De terroristen willen dus dat Frankrijk stopt met bombardementen in Syrië. De reactie van Frankrijk: we schroeven die nog op, met als doel de vernietiging van IS.
Dat gaan we niet alleen doen, maakte president Hollande in zijn toespraak tot het parlement al direct duidelijk. Hij somde op hoe IS sinds begin dit jaar heeft toegeslagen in landen als Denemarken, Tunesië, Egypte, Libanon, Koewit, Saudi-Arabië, Turkije en Libië. „Daarom gaat de noodzaak om Daesh (IS, MW) te vernietigen de hele internationale gemeenschap aan.”
Tegelijk liet Frankrijk al snel merken dat het de oorlogsretoriek serieus neemt door de bombardementen op IS-bolwerk Raqqa op te voeren. Op eigen bodem wordt bovendien intensief jacht gemaakt op (potentiële) terroristen op eigen bodem.
Duidelijk is dat dit een oorlog van de lange adem zal zijn, waarbij de binnenlandse veiligheid voor nieuwe dilemma’s plaatst. Want, merkte onder meer de linkse Franse krant Libération voorzichtig op, ligt de republikeinse waarde van vrijheid nu niet onder vuur door al die noodmaatregelen die Hollande heeft genomen? Met andere woorden: ondergraaf je met de verdediging van Marianne nu niet juist een van de waarden waar ze op steunt? En kukelt ze straks alsnog van haar sokkel af?
Leven
Het is een strijd van veel hoofdbrekens die Frankrijk nu moet voeren, maar Hollande gaf monter aan dat Frankrijk over nog wel geduchtere vijanden heeft gezegevierd. „De terreur zal de Republiek niet vernietigen, de Republiek zal de terreur vernietigen”, verzekerde hij.
„We moeten leren leven met bedreiging”, schreef de Franse krant La Croix „Het belangrijke woord hier is niet ”bedreiging”, maar ”leven”. Wij moeten niet ophouden met leven. Wij moeten niet ophouden met handelen, ondernemen, blij zijn, liefhebben. Dat zal onze vorm van verzet zijn tegen de barbarij van de islamistische terroristen.”
Daarom riepen veel Fransen elkaar dit weekend ook met de hashtag #jesuisenterrasse op om wat te gaan drinken of eten op een terras. Om te laten zien dat ze zich niet bang laten maken door terreur. In de Parijse kerken kwamen zondag mensen gewoon bij elkaar, baden en gebruikten samen de maaltijd.

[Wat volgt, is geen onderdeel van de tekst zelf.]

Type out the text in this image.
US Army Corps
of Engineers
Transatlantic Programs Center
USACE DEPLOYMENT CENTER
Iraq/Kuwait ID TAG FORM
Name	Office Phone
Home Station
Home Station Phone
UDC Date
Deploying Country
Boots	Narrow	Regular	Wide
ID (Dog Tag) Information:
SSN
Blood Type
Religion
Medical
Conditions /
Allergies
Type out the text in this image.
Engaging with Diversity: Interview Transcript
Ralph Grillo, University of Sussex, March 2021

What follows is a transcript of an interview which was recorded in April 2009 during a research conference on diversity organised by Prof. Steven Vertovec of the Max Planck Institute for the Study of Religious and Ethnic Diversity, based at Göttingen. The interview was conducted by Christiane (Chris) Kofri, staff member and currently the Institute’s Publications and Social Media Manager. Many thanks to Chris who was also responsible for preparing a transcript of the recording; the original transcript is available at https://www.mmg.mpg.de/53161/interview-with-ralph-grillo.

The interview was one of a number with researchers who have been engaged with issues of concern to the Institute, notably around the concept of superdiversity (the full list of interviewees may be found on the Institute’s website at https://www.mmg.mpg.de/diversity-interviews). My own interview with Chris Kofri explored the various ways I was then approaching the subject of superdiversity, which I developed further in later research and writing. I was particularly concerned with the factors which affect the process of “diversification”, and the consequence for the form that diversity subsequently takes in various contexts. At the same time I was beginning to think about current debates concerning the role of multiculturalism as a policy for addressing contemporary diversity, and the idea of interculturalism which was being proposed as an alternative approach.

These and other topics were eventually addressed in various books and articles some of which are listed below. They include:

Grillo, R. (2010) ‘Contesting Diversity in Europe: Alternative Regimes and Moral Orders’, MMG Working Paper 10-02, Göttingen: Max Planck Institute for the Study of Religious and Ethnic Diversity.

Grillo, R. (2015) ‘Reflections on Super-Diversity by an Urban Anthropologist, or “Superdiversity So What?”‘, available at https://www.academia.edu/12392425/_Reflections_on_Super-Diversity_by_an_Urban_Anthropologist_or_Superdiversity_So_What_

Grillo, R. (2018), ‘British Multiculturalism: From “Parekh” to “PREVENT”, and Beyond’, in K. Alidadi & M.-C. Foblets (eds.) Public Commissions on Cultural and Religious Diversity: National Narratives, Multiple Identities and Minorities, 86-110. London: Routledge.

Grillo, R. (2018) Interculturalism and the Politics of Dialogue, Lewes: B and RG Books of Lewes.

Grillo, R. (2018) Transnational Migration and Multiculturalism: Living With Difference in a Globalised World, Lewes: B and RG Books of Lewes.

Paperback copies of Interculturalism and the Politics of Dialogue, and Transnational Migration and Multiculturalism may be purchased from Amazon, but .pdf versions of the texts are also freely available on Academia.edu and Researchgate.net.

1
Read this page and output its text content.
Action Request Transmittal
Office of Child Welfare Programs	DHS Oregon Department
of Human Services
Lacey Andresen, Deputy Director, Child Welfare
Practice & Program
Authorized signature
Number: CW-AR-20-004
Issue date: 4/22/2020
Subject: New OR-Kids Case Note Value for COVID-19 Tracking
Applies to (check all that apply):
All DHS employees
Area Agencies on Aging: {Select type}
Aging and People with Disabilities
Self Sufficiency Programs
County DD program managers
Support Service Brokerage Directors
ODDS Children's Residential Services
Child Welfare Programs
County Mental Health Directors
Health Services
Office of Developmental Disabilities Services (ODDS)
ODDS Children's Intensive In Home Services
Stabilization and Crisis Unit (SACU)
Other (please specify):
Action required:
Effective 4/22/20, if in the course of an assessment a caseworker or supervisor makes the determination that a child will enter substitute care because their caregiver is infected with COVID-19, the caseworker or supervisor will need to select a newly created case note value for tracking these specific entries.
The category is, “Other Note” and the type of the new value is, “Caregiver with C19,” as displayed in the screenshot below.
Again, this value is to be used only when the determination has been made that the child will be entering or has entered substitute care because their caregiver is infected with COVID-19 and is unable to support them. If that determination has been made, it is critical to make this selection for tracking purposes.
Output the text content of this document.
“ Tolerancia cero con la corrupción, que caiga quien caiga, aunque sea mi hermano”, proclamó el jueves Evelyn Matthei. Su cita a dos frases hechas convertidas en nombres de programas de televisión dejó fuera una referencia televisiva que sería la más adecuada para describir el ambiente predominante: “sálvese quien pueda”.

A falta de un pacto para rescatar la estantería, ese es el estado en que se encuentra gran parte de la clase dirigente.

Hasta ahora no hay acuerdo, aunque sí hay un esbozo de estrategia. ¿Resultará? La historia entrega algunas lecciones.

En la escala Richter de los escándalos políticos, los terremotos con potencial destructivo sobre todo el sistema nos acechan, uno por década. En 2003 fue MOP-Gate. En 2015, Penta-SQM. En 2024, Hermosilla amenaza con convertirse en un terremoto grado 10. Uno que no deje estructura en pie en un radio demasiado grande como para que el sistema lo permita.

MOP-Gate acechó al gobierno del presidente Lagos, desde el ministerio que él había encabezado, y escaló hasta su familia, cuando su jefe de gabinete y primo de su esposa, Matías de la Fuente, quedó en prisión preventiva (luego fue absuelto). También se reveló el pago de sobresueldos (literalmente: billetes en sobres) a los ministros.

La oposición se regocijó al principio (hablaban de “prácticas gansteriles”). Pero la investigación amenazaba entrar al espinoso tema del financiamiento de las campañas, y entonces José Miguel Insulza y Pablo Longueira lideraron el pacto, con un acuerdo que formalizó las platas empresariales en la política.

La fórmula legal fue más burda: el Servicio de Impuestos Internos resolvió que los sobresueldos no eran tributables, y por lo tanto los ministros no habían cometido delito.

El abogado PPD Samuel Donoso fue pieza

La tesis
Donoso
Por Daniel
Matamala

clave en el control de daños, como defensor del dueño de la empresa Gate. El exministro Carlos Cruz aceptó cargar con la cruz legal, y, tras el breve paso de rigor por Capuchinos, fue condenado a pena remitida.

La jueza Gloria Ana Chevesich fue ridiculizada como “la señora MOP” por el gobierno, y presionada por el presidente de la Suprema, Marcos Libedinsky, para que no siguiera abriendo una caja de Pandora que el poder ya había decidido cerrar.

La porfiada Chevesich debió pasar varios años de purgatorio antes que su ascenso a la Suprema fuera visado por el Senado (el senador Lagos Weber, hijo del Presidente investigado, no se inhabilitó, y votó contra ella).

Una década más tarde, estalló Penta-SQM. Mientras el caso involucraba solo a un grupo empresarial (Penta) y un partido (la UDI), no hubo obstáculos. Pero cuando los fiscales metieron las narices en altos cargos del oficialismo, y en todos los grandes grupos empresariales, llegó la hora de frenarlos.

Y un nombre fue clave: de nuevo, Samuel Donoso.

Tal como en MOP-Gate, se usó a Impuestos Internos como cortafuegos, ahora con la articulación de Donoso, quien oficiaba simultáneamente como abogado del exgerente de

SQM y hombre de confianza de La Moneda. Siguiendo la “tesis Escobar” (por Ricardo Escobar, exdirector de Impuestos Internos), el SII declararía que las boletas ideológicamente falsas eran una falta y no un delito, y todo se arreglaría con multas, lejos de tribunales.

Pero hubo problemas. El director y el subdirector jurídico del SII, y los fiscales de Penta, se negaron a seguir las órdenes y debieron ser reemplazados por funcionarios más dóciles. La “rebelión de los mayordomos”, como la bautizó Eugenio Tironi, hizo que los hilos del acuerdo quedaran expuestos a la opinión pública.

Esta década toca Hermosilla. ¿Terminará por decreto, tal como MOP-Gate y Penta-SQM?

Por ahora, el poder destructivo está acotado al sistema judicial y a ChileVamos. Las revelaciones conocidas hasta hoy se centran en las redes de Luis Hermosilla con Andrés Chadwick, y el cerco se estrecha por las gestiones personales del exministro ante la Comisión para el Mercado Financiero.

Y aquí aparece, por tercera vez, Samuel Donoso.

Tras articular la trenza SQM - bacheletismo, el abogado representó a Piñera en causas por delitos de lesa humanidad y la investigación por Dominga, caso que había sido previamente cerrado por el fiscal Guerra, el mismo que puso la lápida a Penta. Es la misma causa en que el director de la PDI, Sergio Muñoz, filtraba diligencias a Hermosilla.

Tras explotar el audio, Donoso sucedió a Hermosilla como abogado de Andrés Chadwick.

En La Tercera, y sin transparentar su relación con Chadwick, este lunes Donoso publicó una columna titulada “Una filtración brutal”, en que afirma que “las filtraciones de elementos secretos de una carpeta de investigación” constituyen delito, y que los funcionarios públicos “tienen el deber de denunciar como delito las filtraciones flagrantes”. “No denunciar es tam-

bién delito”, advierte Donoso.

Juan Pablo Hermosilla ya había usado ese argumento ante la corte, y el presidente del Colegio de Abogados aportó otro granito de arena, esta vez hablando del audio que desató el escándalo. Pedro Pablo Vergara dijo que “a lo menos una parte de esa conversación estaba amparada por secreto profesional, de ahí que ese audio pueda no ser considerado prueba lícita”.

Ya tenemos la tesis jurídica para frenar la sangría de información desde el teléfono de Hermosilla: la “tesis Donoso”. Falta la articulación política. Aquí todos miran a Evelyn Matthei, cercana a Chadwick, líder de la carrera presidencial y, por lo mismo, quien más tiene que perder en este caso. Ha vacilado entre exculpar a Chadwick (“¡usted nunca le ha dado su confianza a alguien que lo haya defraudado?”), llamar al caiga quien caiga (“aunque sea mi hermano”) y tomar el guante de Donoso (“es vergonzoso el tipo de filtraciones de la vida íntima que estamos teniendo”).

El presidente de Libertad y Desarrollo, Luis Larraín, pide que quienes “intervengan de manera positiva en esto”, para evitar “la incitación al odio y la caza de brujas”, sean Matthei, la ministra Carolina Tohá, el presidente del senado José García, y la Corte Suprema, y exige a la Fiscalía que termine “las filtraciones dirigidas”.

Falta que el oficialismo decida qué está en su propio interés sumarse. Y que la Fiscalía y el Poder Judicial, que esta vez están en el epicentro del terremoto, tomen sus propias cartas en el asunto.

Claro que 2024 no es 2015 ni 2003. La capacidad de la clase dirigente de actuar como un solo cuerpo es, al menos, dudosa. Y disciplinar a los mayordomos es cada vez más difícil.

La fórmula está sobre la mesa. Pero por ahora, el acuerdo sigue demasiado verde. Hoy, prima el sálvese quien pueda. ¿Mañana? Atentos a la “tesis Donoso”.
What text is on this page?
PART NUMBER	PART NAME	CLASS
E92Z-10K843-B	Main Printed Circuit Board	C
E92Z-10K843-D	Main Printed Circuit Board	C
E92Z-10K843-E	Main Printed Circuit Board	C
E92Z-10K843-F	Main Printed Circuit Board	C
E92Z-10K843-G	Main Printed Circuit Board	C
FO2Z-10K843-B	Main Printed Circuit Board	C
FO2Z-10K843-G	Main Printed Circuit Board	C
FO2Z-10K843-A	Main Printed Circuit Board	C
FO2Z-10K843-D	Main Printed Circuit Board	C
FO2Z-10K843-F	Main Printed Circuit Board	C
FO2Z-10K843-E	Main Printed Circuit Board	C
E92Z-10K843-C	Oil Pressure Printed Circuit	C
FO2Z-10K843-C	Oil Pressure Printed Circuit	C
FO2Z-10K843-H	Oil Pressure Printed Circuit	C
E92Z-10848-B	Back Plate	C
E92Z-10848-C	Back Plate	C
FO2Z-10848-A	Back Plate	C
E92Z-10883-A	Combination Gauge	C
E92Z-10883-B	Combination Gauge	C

Ook dat soort dingen zijn deel van deze oorlog, en misschien nog wel de belangrijkste.
Duidelijkheid, eenheid, vastberadenheid
De Franse politicoloog Dominique Moïsi schreef deze week in de Franse krant L’Echo dat er drie dingen nodig zijn in de oorlog tegen IS en terreur: duidelijkheid, eenheid en vastberadenheid.
Allereerst dus duidelijkheid, want je moet weten tegen wie je vecht. Het Westen moet bijvoorbeeld helder hebben wat de strategie van de vijand is. Daar vallen volgens Moïsi inmiddels wel conclusies over te trekken: IS hanteert een strategie van terreur, met als adagium: „Als jullie ons aanvallen, vallen wij jullie aan.” Daarbij geldt: hoe verder IS zich teruggedrongen voelt in Syrië en Irak, des te meer zullen ze zich op het wereldtoneel roeren.
Wie daaraan toegeeft, heeft de strijd verloren. Het enige antwoord van het Westen moet daarom wel het verslaan van IS in Irak en Syrië zijn. En daar is eenheid voor nodig, allereerst in Frankrijk zelf. Politieke spelletjes mogen geen rol meer spelen, benadrukt Moïsi. Maar daarnaast moeten ook op Europees en mondiaal niveau de gelederen gesloten worden. Concreet: landen als Turkije, Iran, Rusland en de VS moeten de neuzen dezelfde kant op zien te krijgen. De gezamenlijke vijand is nu belangrijker dan de onderlinge verschillen.
Het derde wat Moïsi noemt: vastberadenheid. Allereerst in de strijd tegen IS, maar zeker ook ten opzichte van de westerse waarden. „IS is uit op een conflict tussen de islamitische wereld en het Westen. Trap niet in die val!” waarschuwt de gerenommeerde politicoloog. „Laat IS zien dat onze liefde om te leven groter is dan hun liefde voor de dood.”